De Letters van Utrecht is an ever-lengthening poem set in stone in the heart of the city of Utrecht, The Netherlands. Begun in 2012, each Saturday a new letter of the poem is hewn into brick cobble, with the aim of continuing at least until the year 2350, where each letter and the poem will have mapped out the Letters U and T across the city.

From the first 910 weeks, the poem-- as translated into English-- reads:

You have to begin somewhere to give the past its place,
the present matters ever less.
The further you are, the better.
Continue now,

You are the other already.
You are, as you know, the center of this story.
This is eternity.
It lasts.
It has the time.
Become one with your story and revel.
Tell.

Tell us who you are with every step.
In our story we vanish inevitably, only you remain in the long run.
You and these letters hewn from stone.
As the letters on our grave.

The cracks in the cathedral’s tower.
Raised to heaven as an index finger,
to identify the guilty and demand more time.
So that we can walk straight again as humans along the canal.
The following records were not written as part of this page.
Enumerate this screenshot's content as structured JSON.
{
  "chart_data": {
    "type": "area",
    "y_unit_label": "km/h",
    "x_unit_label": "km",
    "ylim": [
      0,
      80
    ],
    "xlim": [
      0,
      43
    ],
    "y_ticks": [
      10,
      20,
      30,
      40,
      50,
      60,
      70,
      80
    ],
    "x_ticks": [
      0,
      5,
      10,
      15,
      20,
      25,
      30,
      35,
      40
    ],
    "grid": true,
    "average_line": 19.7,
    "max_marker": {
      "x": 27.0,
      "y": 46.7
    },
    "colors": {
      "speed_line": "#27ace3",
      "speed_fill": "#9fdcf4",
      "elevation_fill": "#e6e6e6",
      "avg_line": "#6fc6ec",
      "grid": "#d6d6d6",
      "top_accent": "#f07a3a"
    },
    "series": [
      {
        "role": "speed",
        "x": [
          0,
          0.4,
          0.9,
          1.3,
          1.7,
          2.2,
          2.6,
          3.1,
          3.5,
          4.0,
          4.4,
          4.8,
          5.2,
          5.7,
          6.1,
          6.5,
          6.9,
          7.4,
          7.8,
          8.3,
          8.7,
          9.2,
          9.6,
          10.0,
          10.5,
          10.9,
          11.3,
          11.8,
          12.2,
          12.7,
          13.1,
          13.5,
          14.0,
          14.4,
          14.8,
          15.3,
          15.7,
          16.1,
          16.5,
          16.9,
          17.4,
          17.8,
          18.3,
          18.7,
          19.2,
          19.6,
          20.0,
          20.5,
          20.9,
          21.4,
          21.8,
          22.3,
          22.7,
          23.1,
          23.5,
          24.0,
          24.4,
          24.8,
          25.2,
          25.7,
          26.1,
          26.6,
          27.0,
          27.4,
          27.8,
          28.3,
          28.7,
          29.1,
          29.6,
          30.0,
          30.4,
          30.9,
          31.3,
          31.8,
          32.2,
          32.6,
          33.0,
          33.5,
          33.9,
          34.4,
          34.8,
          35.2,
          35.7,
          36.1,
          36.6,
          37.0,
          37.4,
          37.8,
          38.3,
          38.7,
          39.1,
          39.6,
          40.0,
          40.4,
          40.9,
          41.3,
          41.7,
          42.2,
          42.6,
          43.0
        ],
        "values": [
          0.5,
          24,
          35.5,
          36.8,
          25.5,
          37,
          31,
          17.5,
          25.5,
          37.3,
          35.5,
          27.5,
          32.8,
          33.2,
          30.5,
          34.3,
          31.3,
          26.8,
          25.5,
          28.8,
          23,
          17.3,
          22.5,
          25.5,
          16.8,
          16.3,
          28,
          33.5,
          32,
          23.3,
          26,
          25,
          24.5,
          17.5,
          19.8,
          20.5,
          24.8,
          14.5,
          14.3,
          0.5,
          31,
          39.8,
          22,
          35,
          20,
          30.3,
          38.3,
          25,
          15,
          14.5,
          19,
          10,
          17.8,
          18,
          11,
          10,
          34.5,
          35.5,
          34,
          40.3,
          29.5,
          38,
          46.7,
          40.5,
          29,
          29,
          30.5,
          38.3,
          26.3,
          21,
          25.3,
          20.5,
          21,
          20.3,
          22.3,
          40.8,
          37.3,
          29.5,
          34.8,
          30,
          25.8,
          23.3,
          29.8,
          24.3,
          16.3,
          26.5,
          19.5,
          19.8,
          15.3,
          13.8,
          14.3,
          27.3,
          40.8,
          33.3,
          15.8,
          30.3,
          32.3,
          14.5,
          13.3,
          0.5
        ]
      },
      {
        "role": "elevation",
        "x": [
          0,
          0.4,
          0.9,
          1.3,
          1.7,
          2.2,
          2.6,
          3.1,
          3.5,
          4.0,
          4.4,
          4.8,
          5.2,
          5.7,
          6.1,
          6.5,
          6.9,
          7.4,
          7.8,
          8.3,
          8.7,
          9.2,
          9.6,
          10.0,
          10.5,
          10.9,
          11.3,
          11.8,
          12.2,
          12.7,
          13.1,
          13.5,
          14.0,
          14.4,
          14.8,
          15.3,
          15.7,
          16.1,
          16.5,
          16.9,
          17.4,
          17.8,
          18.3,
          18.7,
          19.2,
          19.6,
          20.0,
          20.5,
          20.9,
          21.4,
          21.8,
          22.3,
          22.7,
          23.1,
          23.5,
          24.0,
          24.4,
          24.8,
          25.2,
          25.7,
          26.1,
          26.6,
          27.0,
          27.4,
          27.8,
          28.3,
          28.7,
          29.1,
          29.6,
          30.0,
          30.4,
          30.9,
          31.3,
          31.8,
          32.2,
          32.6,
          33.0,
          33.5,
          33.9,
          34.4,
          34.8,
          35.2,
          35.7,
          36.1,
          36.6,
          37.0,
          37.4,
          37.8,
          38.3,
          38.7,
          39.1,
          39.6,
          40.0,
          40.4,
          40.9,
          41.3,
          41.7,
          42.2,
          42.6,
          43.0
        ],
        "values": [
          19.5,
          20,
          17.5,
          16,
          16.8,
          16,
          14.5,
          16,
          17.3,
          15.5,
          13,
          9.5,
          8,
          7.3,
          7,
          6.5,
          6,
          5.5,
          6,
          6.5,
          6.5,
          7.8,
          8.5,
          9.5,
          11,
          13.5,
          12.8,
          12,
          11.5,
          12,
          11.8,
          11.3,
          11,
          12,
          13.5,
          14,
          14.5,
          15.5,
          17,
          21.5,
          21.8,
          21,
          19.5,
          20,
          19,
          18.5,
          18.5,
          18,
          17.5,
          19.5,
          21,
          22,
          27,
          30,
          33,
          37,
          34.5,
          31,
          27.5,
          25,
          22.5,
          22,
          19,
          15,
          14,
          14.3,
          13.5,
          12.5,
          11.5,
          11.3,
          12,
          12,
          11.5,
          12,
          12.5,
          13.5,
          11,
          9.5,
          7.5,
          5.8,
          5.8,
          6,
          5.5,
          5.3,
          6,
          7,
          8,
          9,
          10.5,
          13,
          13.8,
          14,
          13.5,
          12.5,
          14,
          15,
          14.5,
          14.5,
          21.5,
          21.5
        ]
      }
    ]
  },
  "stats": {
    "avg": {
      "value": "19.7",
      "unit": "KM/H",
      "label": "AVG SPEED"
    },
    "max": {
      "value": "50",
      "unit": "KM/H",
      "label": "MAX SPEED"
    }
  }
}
Those staring at their feet.
Look up!
See Utrecht’s churches stand out.
Raise your hands,
beg with the towers for this privilege:
to be,
to be now.
The weather is good.

Continue to stare.
Life is witness to your gaze to the horizon.
Your footsteps connect …

Conceived around the turn of the century, but only brought to its beginning over a decade later, the project is funded cobble by cobble from the public, and letters place only where it is assured longevity. It connects to other era spanning projects such as The Clock of the Long Now, and Katie Peterson's Future Library. (and most specifically as a living land art sculpture like Joseph Beuys' 7000 Oaks). While many cites have poetry, phrase and other word based art engraved of public appreciation, this project also serves to keep citizen's focused on long term planning for the good well-being of the city and all those in it. It is not only a writing work in progress, but a social sculpture and a living sculpture.


While having not seen this work in person, I learned of it via a talk given there by Warren Ellis on Myths and the River of Time. He said it is '..A river of words that rolls into the future, that will only speak its complete statement to the people in this space a couple of thousand years from now, words that mark this city from orbit. ... Changing the map. Haunting it with a poem.'

We read of such interventions into fictional worlds in the books and stories of authors like China Meiville and Walter Moers, but all over the world-- like a city in the Netherlands-- the future is being sung too, its lyrics lined along the streets.